1. You are going to need a Policy.
Regulators love policies and this is no exception. You need to have a SAFE act policy that at minimum defines a MLO, lists the new registration/renewal requirements (fingerprints, background, etc.) and that specifically forbids non-MLOs from originating mortgage loans. The best policies will also address monitoring the Registry, Independent testing (audit) for compliance, and procedures for third party affiliates or vendors who originate mortgage loans for the institution. That last item has been an area of regulatory interest.
2. You need to appoint a System Administrator.
This is simply someone to input all the information on MLOs into the national Registry for the institution. This can be anyone EXCEPT a designated mortgage loan originator (MLO). I often see the Human Resource Officer appointed to this position. This Officer already has access to personnel files and is aware of employment changes. Also, they are seldom MLOs.
3. You need to make your MLOs’ unique identifier numbers available to your customers.
This can be done in a variety of ways. The most common I’ve seen involve putting the number on MLO business cards, correspondence (written & email), loan disclosure forms and posting them on the institution website or in the lobby. You just need to show a reasonable effort.
4. You need to decide if you want to use the exception.
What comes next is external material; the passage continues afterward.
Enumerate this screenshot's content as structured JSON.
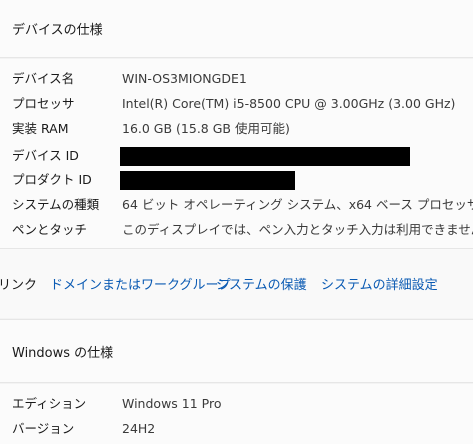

The de minimus exception was written into the law supposedly to make things easier for small lenders. The de minimus exception allows an institution to exempt an MLO from registration if they originate less than 5 loans per year. I have yet to see any institution use this exemption. The trouble of monitoring the number of loans made and the risk of going over 5 loans makes it more trouble than it is worth. I advise all our clients to register all MLOs regardless of the number of originations. It is actually easier.
Whether this regulation results in a more responsible and fair mortgage financing process with more knowledgeable consumers has yet to be determined, but institutions are already having to adjust the way they do business and try to balance the intrusive nature of the regulation on their lenders. If it is any consolation, Federal Regulators are subject to very similar rules. When I joined the FDIC I had to submit to a full background check and on the very first day they fingerprint you.